Gotta say that I don't know all of "Live from From Fillmore East", but I hear that the Grateful Dead was considered "The Allman Brothers of the East", haha! OK, maybe the other way around, and Europe '72 (on vinyl) is one of my favorites, especially Jack Straw from Wichita.

Also, I had the very same thought when I first heard that Bob Seger complaint song, much later, in the '80s probably. I thought "nobody was making fun about long hair on guys in the mid-'70s!" WTH, but maybe Mr. Seger liked his lyric that would have applied better during the days depicted in "Easy Rider" - 1969?
Wednesday - January 13th 2021 1:59PM MST
PS: The page may have reloaded itself. I don't arrange that, and it's one thing that happens on the unz site too (not so much the comments, which do great in getting kept in memory for a while), but the whole page. I'll go offline and want to read comments, but the site reloads itself and "poof", no page at all). I'd love it if Mr.
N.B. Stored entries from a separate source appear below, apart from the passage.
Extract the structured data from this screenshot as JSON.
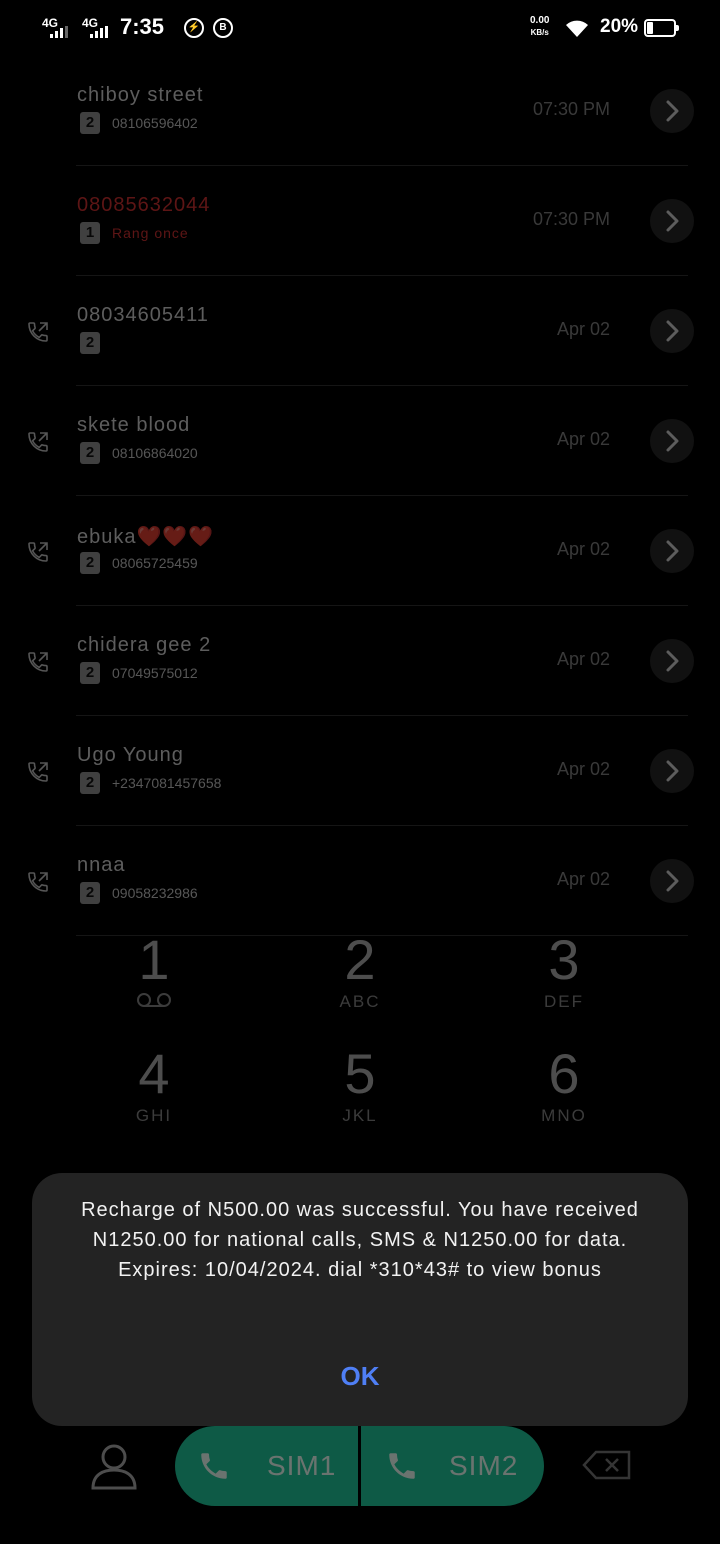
{
  "status_bar": {
    "network1": "4G",
    "network2": "4G",
    "time": "7:35",
    "speed_value": "0.00",
    "speed_unit": "KB/s",
    "battery": "20%",
    "battery_level": 0.2
  },
  "calls": [
    {
      "name": "chiboy street",
      "sim": "2",
      "detail": "08106596402",
      "time": "07:30 PM",
      "missed": false,
      "icon": ""
    },
    {
      "name": "08085632044",
      "sim": "1",
      "detail": "Rang once",
      "time": "07:30 PM",
      "missed": true,
      "icon": ""
    },
    {
      "name": "08034605411",
      "sim": "2",
      "detail": "",
      "time": "Apr 02",
      "missed": false,
      "icon": "outgoing-call-icon"
    },
    {
      "name": "skete blood",
      "sim": "2",
      "detail": "08106864020",
      "time": "Apr 02",
      "missed": false,
      "icon": "outgoing-call-icon"
    },
    {
      "name": "ebuka❤️❤️❤️",
      "sim": "2",
      "detail": "08065725459",
      "time": "Apr 02",
      "missed": false,
      "icon": "outgoing-call-icon"
    },
    {
      "name": "chidera gee 2",
      "sim": "2",
      "detail": "07049575012",
      "time": "Apr 02",
      "missed": false,
      "icon": "outgoing-call-icon"
    },
    {
      "name": "Ugo Young",
      "sim": "2",
      "detail": "+2347081457658",
      "time": "Apr 02",
      "missed": false,
      "icon": "outgoing-call-icon"
    },
    {
      "name": "nnaa",
      "sim": "2",
      "detail": "09058232986",
      "time": "Apr 02",
      "missed": false,
      "icon": "outgoing-call-icon"
    }
  ],
  "dialpad": [
    {
      "digit": "1",
      "letters": ""
    },
    {
      "digit": "2",
      "letters": "ABC"
    },
    {
      "digit": "3",
      "letters": "DEF"
    },
    {
      "digit": "4",
      "letters": "GHI"
    },
    {
      "digit": "5",
      "letters": "JKL"
    },
    {
      "digit": "6",
      "letters": "MNO"
    }
  ],
  "dialog": {
    "message": "Recharge of  N500.00 was successful. You have received N1250.00 for national calls, SMS & N1250.00 for data. Expires: 10/04/2024. dial *310*43# to view bonus",
    "ok_label": "OK"
  },
  "bottom_bar": {
    "sim1_label": "SIM1",
    "sim2_label": "SIM2"
  },
  "colors": {
    "accent_green": "#1fc79b",
    "missed_red": "#d33333",
    "ok_blue": "#4f7ff5"
  }
}
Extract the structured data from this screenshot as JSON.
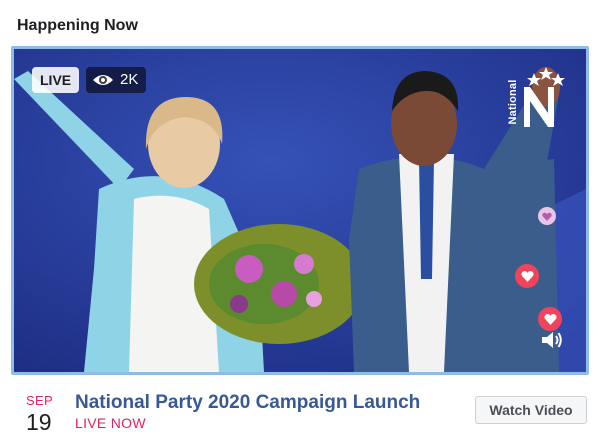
{
  "section": {
    "title": "Happening Now"
  },
  "video": {
    "live_label": "LIVE",
    "viewer_count": "2K",
    "brand_logo_text": "National",
    "brand_logo_letter": "N",
    "reaction_icons": [
      "heart-reaction-icon",
      "heart-reaction-icon",
      "heart-reaction-icon"
    ],
    "volume_icon": "volume-icon"
  },
  "event": {
    "month": "SEP",
    "day": "19",
    "title": "National Party 2020 Campaign Launch",
    "status": "LIVE NOW",
    "watch_button_label": "Watch Video"
  },
  "colors": {
    "accent_link": "#385898",
    "live_red": "#e0245e",
    "frame_border": "#8fbbe8",
    "stage_blue": "#2b3f9a"
  }
}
Smith could explain some of this, and I'd like to have control over it. Some of it is in the browser caching settings or something that resets session variables, I dunno... Hey, Adam! Help us.
Wednesday - January 13th 2021 7:46AM MST
PS. Odd thing. I was in the process of composing one of my brilliant disquisitions yesterday when my son called - by the time I got back to finish my comment it had gone!

Anyway, thanks for the tune- it’s been a while since I’ve heard the ARS, and this tune in particular.

And, while it’s not an automatic dislike, I tend not to appreciate songs about being a rock and roller, plays about “the actor’s life”, etc. One exception is Blackadder, who did it several times to make fun of the theater:

Blackadder: (noticing there's no one surrounding the actors) Ahh, if I can just squeeze through this admiring rabble... (mimes wading through a crowd) Gentlemen, I've come with a proposition.

Actor: How dare you, sir. You think, just because we're actors, we sleep with *everyone*!

Blackadder: I think, being actors, you're lucky to sleep with *anyone*....

Oh, and that Bob Seeger song is REALLY bad- by 1973 nobody gave a shit about long hair.

Anyway, southern rock was a cool deal, the Allmans were kings, of course; sadly I never got a chance to see Duane play live, but much other good stuff and bands: ARS, CDB, Skynerd, Marshall Tucker, and the lesser, but still good bands like Molly Hatchett, Barefoot Jerry, Wet Willie, etc. I’m sure I’ve left some out.

I personally wore out 3 copies of Allman Brothers Live at the Fillmore East- and, I wonder what the Venn diagram of people who owned Fillmore and Europe ‘72 ( wore out three copies of that, too) was. Pretty close to a perfect circle I’d imagine.